Rebound bepaalt hoe snel uw vering na een botsing terugkeert naar zijn normale positie. Als je het gevoel hebt dat je fiets te veel stuitert, dan stuiter je misschien te snel. Als je het gevoel hebt dat je vering zacht is en je minder veerweg hebt, is je rebound waarschijnlijk te traag en keren je vering niet terug naar hun normale positie. U kunt uw rebound aanpassen met behulp van 1 van de knoppen die zich meestal onder de vorkbuis bevinden en 2 op het schoklichaam.

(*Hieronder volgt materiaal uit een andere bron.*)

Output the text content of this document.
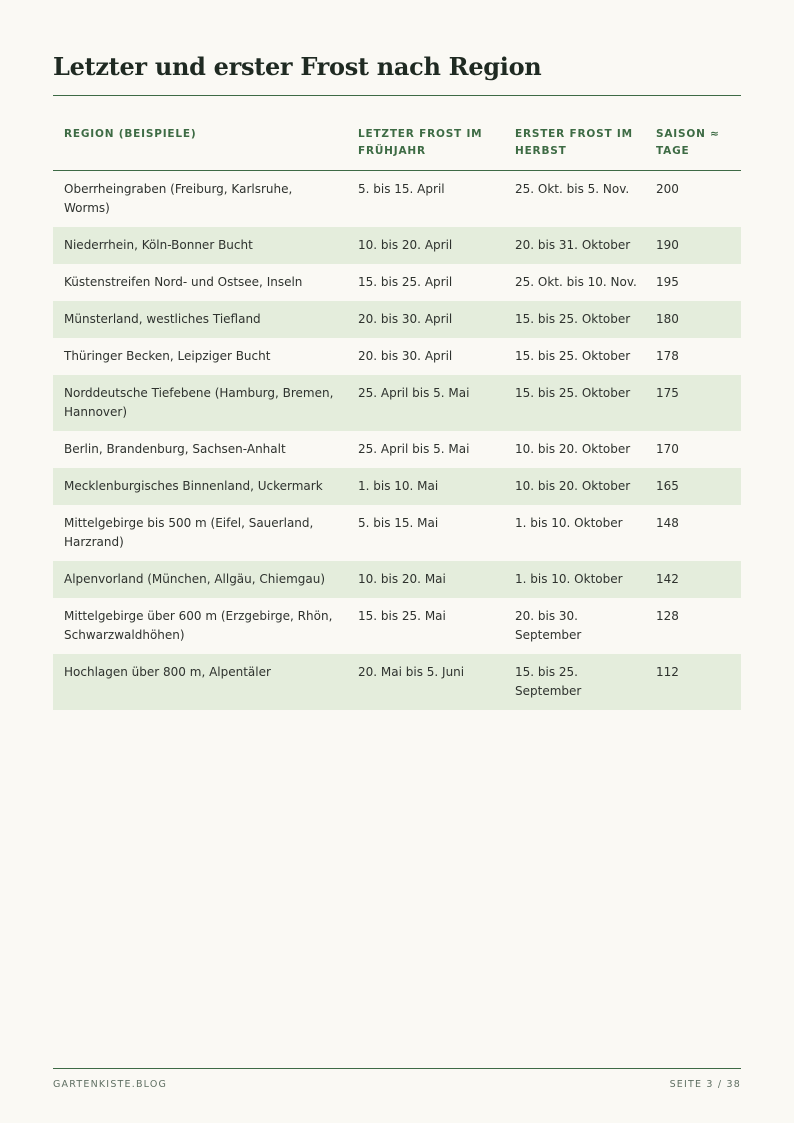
Letzter und erster Frost nach Region
REGION (BEISPIELE)	LETZTER FROST IM FRÜHJAHR	ERSTER FROST IM HERBST	SAISON ≈ TAGE
Oberrheingraben (Freiburg, Karlsruhe, Worms)	5. bis 15. April	25. Okt. bis 5. Nov.	200
Niederrhein, Köln-Bonner Bucht	10. bis 20. April	20. bis 31. Oktober	190
Küstenstreifen Nord- und Ostsee, Inseln	15. bis 25. April	25. Okt. bis 10. Nov.	195
Münsterland, westliches Tiefland	20. bis 30. April	15. bis 25. Oktober	180
Thüringer Becken, Leipziger Bucht	20. bis 30. April	15. bis 25. Oktober	178
Norddeutsche Tiefebene (Hamburg, Bremen, Hannover)	25. April bis 5. Mai	15. bis 25. Oktober	175
Berlin, Brandenburg, Sachsen-Anhalt	25. April bis 5. Mai	10. bis 20. Oktober	170
Mecklenburgisches Binnenland, Uckermark	1. bis 10. Mai	10. bis 20. Oktober	165
Mittelgebirge bis 500 m (Eifel, Sauerland, Harzrand)	5. bis 15. Mai	1. bis 10. Oktober	148
Alpenvorland (München, Allgäu, Chiemgau)	10. bis 20. Mai	1. bis 10. Oktober	142
Mittelgebirge über 600 m (Erzgebirge, Rhön, Schwarzwaldhöhen)	15. bis 25. Mai	20. bis 30. September	128
Hochlagen über 800 m, Alpentäler	20. Mai bis 5. Juni	15. bis 25. September	112
GARTENKISTE.BLOG	SEITE 3 / 38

Begin met een tussenpositie. Als deze positie niet duidelijk is (zoals op de vork bijvoorbeeld), draai de knop dan helemaal in de ene richting, dan helemaal in de andere richting en tel het aantal klikken. Draai hem dan de andere kant op totdat je de helft van het aantal klikken hoort dat je aan het begin telde. Je zou dan de middenpositie moeten hebben bereikt. De rebound is eenvoudig in te stellen en te hanteren. Aarzel dus niet om verschillende rebound-instellingen uit te proberen op het dichtstbijzijnde parcours en de beste sensaties te vinden!


JE BENT KLAAR !

Met deze basiscontroles en aanpassingen weet je zeker dat je comfortabel en veilig op je fiets trapt! Wees niet bang om verschillende instellingen en aanpassingen uit te proberen. "Test en tune" is de ultieme regel bij het tunen van fietsen! Als u zich daar echter niet prettig bij voelt, kunt u het beste advies inwinnen bij uw plaatselijke dealer of een specialist. Houd er rekening mee dat alleen een perfect afgestelde fiets je maximaal plezier geeft!